Cholecystokinin octapeptide increases free intracellular calcium of guinea pig cardiomyocytes through activation of Ca2+ channel and tyrosine kinase.

The aim of the present study was to explore the effect of cholecystokinin octapeptide (CCK-8) on Ca(2+) and its signal transduction mechanism in isolated guinea pig cardiomyocytes. Ca(2+) was measured by laser scanning confocal microscopy in single ventricular myocytes which were dissociated by enzymatic dissociation method and loaded with Fluo 3-AM. The changes in Ca(2+) were represented by fluorescent intensity (F(i)) or relative fluorescent intensity (F(i)/F(O)%).

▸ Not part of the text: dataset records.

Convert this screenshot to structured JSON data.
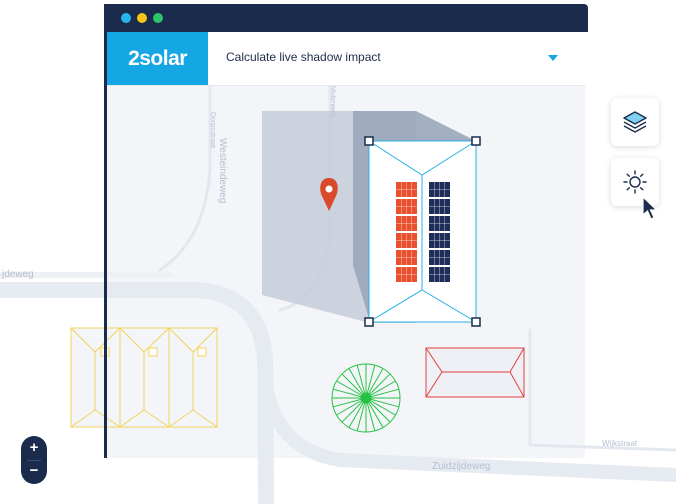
{
  "colors": {
    "navy": "#1a2b4c",
    "brand_blue": "#14a7e3",
    "panel_red": "#e8502e",
    "panel_navy": "#1f2d5a",
    "roof_outline": "#29b0e6",
    "shadow": "#8f9bb3",
    "tree_green": "#27c244",
    "yellow_outline": "#f0d45a",
    "red_outline": "#e0413d",
    "pin_red": "#d94a2b",
    "dot_blue": "#27b4ee",
    "dot_yellow": "#f6c418",
    "dot_green": "#2fc36b"
  },
  "app": {
    "logo_text": "2solar",
    "analysis_select": {
      "value": "Calculate live shadow impact"
    }
  },
  "toolbar": {
    "layers_icon": "layers-icon",
    "sun_icon": "sun-icon"
  },
  "zoom": {
    "in_label": "+",
    "out_label": "−"
  },
  "streets": {
    "westeindeweg": "Westeindeweg",
    "zuidzijdeweg": "Zuidzijdeweg",
    "dijkweg": "jdeweg",
    "dorpsstraat": "Dorpsstraat",
    "molenweg": "Molenweg",
    "wijkstraat": "Wijkstraat"
  }
}
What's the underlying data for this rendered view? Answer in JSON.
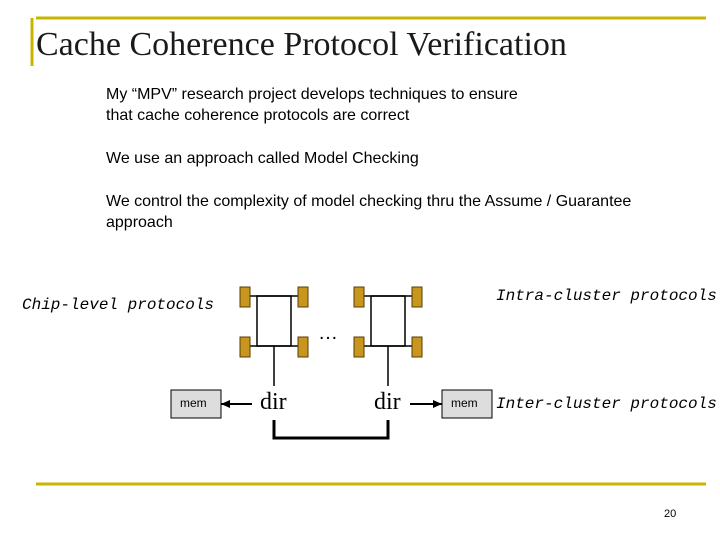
{
  "slide": {
    "title": "Cache Coherence Protocol Verification",
    "paragraphs": [
      {
        "lines": [
          "My “MPV” research project develops techniques to ensure",
          "that cache coherence protocols are correct"
        ]
      },
      {
        "lines": [
          "We use an approach called Model Checking"
        ]
      },
      {
        "lines": [
          "We control the complexity of model checking thru the Assume / Guarantee",
          "approach"
        ]
      }
    ],
    "page_number": "20"
  },
  "diagram": {
    "labels": {
      "chip_level": "Chip-level protocols",
      "intra_cluster": "Intra-cluster protocols",
      "inter_cluster": "Inter-cluster protocols",
      "ellipsis": "…"
    },
    "dir_left": "dir",
    "dir_right": "dir",
    "mem_left": "mem",
    "mem_right": "mem"
  },
  "colors": {
    "accent_line": "#c8b400",
    "processor_fill": "#c8961e",
    "processor_stroke": "#5a3c00",
    "mem_fill": "#dddddd"
  }
}
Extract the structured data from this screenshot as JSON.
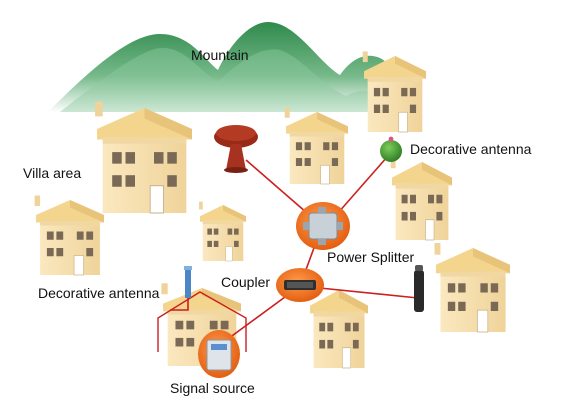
{
  "labels": {
    "mountain": "Mountain",
    "villa_area": "Villa area",
    "decorative_antenna_right": "Decorative antenna",
    "decorative_antenna_left": "Decorative antenna",
    "power_splitter": "Power Splitter",
    "coupler": "Coupler",
    "signal_source": "Signal source"
  },
  "colors": {
    "link_line": "#cc1f1f",
    "node_orange": "#f07020",
    "mountain_green": "#3f9a5c",
    "house_wall": "#f7e3b0",
    "house_roof": "#f4d58d"
  },
  "icons": {
    "mushroom_antenna": "mushroom-antenna-icon",
    "cactus_antenna": "cactus-antenna-icon",
    "tube_antenna": "tube-antenna-icon",
    "stick_antenna": "stick-antenna-icon",
    "power_splitter": "power-splitter-icon",
    "coupler": "coupler-icon",
    "signal_source": "signal-source-icon"
  }
}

The results obtained are as follows. (1) In the normal Tyrode's solution containing 1.0 mmol/ L Ca(2+), CCK-8 (1-10(4) pmol/L) elicited a rapid and marked increase in Ca(2+). (2) When cardiomyocytes were pretreated with the Ca(2+) chelator EGTA (3 mmol/L) and Ca(2+) channel antagonist nisoldipine (0.5 micromol/L) for 5 min, CCK-8 (10(2)pmol/L) caused a slow and small increase in Ca(2+) (p< 0.01). (3) Pretreatment with the nonselected CCK- receptor (CCK-R) antagonist proglumide (6 micromol/L) or the tyrosine kinase inhibitor genistein (1 micromol/L) for 5 min could inhibit the increase of Ca(2+) induced by CCK-8 (10(2) pmol/L) (p<0.01). The results suggest that CCK-8 increases the Ca(2+) via activating the receptor-operated Ca(2+) channel and eliciting the influx of Ca(2+) in isolated guinea pig cardiomyocytes, in which tyrosine kinase may be involved.